Pour rendre les montants comparables, la base de calcul est fixée à 120 m², en zone H2c : après un bouquet complet, la consommation recule d'environ 14 900 kWh par an, soit près de 1 600 € au tarif de référence. Côté financement, l'assiette est plafonnée à 40 000 € HT dès trois classes gagnées, l'aide ANAH s'échelonne de 4 000 € à 32 000 € selon le revenu fiscal de référence, et l'accompagnement obligatoire est pris en charge jusqu'à 2 000 €.
La densité de diagnostics publiés donne la mesure du parc concerné par les étiquettes les plus dégradées à Villiers. On relève 372 résidences principales recensées, 2.64 personne(s) par logement, 99 % de maisons individuelles, en zone climatique H2c. Ces valeurs ne décident d'aucun projet à elles seules, mais elles fixent l'ordre de grandeur dans lequel un chiffrage à Villiers est crédible.
Quatre barèmes, quatre plans de financement à Villiers : 32 000 € (bleu), 24 000 € (jaune), 18 000 € (violet) et 4 000 € (rose) sur 40 000 € HT. Le chiffrage de la sortie d'une étiquette F ou G ne prend son sens qu'une fois cette catégorie déterminée.
L'écueil le plus coûteux reste un scénario calé sur une seule classe, insuffisant pour relouer. Sa reprise après coup coûte couramment 10 à 20 % du poste, soit 132 800 € à 265 600 € sur le chiffrage retenu à Villiers — un montant qui n'est jamais couvert une seconde fois par l'aide, déjà consommée.
Exigence opposable à Villiers : l'atteinte d'une étiquette D au minimum.
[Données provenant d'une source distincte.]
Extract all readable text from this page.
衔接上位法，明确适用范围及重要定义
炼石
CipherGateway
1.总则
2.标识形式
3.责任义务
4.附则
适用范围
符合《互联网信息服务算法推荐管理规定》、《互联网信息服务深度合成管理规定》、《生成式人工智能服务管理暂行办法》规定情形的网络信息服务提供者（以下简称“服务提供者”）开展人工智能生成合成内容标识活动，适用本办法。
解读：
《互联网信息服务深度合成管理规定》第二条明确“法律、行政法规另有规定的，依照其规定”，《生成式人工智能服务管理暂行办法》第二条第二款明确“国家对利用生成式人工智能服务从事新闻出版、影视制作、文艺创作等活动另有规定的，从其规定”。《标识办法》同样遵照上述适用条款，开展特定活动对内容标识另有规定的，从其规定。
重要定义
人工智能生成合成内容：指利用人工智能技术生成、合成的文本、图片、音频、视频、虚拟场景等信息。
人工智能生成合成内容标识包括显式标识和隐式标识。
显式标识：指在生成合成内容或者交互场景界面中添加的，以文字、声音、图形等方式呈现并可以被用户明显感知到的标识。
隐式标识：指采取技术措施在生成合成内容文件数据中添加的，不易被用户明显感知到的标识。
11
Elle doit figurer sur le devis initial, pas seulement sur la facture. Un dossier de la sortie d'une étiquette F ou G qui en fait l'économie s'expose à un refus de prise en charge, l'aide comme le CEE s'appuyant sur ce critère.
Ne signez pas la réception sans le DPE après travaux réalisé par un diagnostiqueur indépendant : c'est la pièce que l'instructeur exige à Villiers avant de libérer le solde, lequel peut représenter jusqu'à 32 000 € pour un profil bleu et 18 000 € pour un profil violet sur 40 000 € HT d'assiette.
Statut d'occupation à Villiers : 303 logements occupés par leur propriétaire, soit 82 % du parc. La décision d'engager la sortie d'une étiquette F ou G y est directe ; ailleurs, elle passe par un bailleur dont le calcul de rentabilité et les aides diffèrent.
Deux classes ou trois, la différence est d'abord financière : 30 000 € HT contre 40 000 € HT d'assiette à Villiers. La sortie de passoire pesant environ 1 328 000 €, il reste à comparer le coût du lot supplémentaire au gain d'aide obtenu en franchissant le palier.
La séquence prime sur la vitesse : la sortie d'une étiquette F ou G occupe un accompagnateur agréé et un groupement RGE durant quatre à huit mois, audit compris à Villiers. Son positionnement dans le calendrier — après l'audit, avant la mise en service — conditionne la qualité des interfaces entre lots bien plus que le choix de l'entreprise.